We’ve done the hammering reasonably successfully, twice. The problem is that the dancing has been less Bolshoi Ballet, more Lanigan’s Ball – in again, out again. Our systems, for all the brilliance and dedication of so many people, have never been light enough on their feet.
Almost all the steps have been slow and laboured. We can’t Come Dancing, so we end up Strictly locked down.
A word we’ve heard a lot over the last 10 months is sacrifice. But when people keep sacrificing, they expect the gods to relent and lift their curse. When the gods decline, the people turn on the high priests.
But this would only make the disaster worse. A large-scale loss of confidence in the Government and its public health advisers would leave the way open to malignant liars and conspiracy theorists.
Remember when you were getting an injection as a kid and the doctor said, this isn't going to hurt? And the outrage you felt when you felt the sharp sting?
It is crucial that the Government gets its act together. Three things have to be done at the same time.
First, dispel the air of panic. Over the last week, the sense of shock emanating from those who are supposed to be in charge has been increasingly discomfiting. There is no excuse for it – everybody knew that the decision to loosen restrictions in December was going to create a third wave in January. The wave may be bigger than expected, but it was always coming.
Basic data
Second, get control of the flow of information. It is unacceptable that the State has been unable to keep up to date with the basic data on new cases and unable to present a transparent progress report of how the vaccination programme is working and will work.

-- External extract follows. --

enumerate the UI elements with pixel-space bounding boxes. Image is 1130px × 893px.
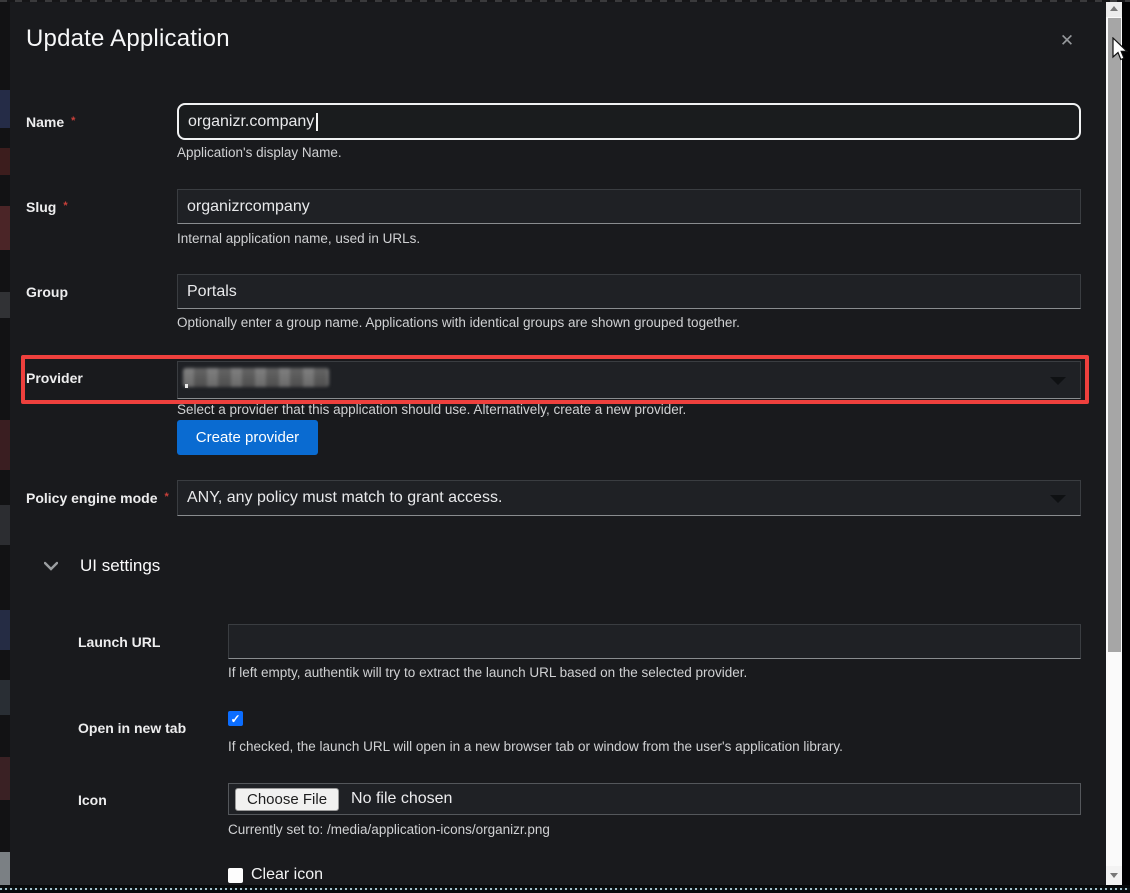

It is even more inexcusable that Micheál Martin (even in good faith) gave false information when announcing the new lockdown, implying inaccurately that the main reason for it is the new strain of the virus. (It isn’t.)
Third, and most important, make the gain equal to the pain. In its overall response since March, the Government has practised a false economy of pain. The urge to downplay the grimness of what we have to endure has lessened the rewards of lockdown.
The natural political instinct to soften the blow is counterproductive. Remember when you were getting an injection as a kid and the doctor said, this isn’t going to hurt? And the outrage you felt when you felt the sharp sting?
It is going to hurt and we all know it. The tracking surveys conducted for the State have consistently shown the public way ahead of the Government in the pain game. Most of us, for example, didn’t want restrictions lifted for Christmas if it meant a worse lockdown in January.
Since it’s going to be awful anyway, make it awfully effective. Enforce real quarantine for everyone coming into the country. And stop people moving from county to county – including across the Border.
Since we have to use the hammer again, at least hit the Covid nail smack on the head. Weak enforcement has succeeded only in inflicting costs on the compliant majority without giving them the payback. We can take one more battering, provided we know it will be the last.